The following tips are based on personal experience. Something that I apply all the time and move forward to the next round of an interview every time. I hope this will help you as it helps me!
When it comes to a take-home coding challenge, the first thing that most developers think of is, "Sweet! I can just google for the answer". However, this is where they all fail.
So, how do you pass to take home coding challenge?
When I receive a technical challenge, I would read it multiple times and take notes on what has been asked to develop. My notes would consist of what I have to do step by step, so I won't waste time on something that the requirement didn't even ask. For example, this is what my notes would look like:
[✔️] Create a simple table to display information
[✔️] Send a request to API with specific params
 Do the required task with params
 Send response back
 Populate the table with content received from API
After creating the steps, I now have a perfect picture of what the system should do, and I can start building it out! Also, notice how I'm not talking about what tools (language) I'm going to use. You could build the system using any language you want, and the list won't change.

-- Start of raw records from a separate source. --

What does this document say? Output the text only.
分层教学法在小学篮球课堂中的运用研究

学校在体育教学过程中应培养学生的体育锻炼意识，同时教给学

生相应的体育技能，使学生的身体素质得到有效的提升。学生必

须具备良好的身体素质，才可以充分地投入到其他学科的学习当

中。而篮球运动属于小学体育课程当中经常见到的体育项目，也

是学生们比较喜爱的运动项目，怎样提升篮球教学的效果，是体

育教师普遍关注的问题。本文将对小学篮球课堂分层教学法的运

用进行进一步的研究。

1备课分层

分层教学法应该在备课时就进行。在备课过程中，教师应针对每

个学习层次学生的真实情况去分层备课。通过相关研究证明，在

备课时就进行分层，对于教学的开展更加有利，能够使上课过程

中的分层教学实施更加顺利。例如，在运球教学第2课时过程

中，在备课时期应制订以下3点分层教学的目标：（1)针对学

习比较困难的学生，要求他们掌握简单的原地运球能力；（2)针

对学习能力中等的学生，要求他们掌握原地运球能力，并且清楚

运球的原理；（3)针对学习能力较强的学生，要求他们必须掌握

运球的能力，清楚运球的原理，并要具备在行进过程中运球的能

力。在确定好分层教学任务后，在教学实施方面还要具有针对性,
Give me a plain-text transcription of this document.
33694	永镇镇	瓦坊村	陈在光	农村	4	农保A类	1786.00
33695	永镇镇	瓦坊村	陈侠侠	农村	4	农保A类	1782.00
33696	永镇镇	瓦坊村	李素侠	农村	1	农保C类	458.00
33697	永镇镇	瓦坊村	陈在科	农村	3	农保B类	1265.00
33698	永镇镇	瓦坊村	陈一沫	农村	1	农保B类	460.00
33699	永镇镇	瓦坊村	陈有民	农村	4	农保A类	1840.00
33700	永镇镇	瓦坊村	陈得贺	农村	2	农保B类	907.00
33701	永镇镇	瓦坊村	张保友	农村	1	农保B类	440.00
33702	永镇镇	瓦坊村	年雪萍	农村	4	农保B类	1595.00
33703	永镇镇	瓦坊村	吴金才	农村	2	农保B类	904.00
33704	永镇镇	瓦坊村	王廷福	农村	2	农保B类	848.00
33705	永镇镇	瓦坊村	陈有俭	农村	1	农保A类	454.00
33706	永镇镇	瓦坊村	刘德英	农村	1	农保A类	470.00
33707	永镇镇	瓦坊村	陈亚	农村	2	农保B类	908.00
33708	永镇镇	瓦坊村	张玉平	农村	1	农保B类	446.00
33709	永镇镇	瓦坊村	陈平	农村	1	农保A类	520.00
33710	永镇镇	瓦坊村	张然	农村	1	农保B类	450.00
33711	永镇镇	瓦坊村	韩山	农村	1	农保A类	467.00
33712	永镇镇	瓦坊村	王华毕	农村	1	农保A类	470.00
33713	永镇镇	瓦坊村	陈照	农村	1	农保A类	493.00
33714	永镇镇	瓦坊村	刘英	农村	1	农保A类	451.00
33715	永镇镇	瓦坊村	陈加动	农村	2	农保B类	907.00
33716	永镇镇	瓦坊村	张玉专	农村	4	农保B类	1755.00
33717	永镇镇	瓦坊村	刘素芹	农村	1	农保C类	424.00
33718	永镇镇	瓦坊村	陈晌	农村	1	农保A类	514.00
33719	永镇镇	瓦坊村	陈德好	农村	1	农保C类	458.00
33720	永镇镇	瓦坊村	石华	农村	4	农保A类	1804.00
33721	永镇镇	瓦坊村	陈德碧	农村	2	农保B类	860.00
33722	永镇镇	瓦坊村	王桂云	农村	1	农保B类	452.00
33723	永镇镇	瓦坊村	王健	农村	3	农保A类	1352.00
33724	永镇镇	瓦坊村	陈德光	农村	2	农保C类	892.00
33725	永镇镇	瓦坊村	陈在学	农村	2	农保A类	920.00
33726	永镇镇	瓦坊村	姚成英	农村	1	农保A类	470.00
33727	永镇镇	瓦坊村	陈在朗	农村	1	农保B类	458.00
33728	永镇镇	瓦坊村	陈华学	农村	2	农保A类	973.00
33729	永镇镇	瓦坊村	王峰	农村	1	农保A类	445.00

The above list would consist of what the technical spec is asking of me. Nothing more, nothing less, and I will fill confident in the application as I understand the problem.
So if you're wondering what you should do first, take the time to understand the problem and write out the steps you need to take before touching the keyboard.
After taking the time to create the above steps, coding out the problem becomes much more manageable and straightforward!
You can now use any language that you're required to use. In this step, I won't be able to recommend what framework or packages you could use since we all specialize or currently using different server-side languages. However, I could tell you my thinking proses.
When it comes to coding, I follow 3 simple steps:
1. Make it to work,
2. Refactor the code, and
3. Fix performance of the code.
These three steps are something that every Software Engineer follows, regardless of what you're working on, and have critical attention to detail.
3. Improve your code.
After you're done, and you think it's working, take a day off and stop thinking about the code.
Every time I step away from code, I always find a piece that I could either improve or find a bag that I didn't catch before. To that point, you want to find as many bugs as possible before submitting it.
Also, I would run a linter on my code to be sure that the entire project looks the same with spacing, line indentation, fix naming convention, file orientation, and etc...
Last but not least, don't forget to include a small readme file that explains what your code does and how someone can run it locally without guessing and looking at your code.
These are the three steps I use when it comes to taking home coding challenges, that I hope will help you too.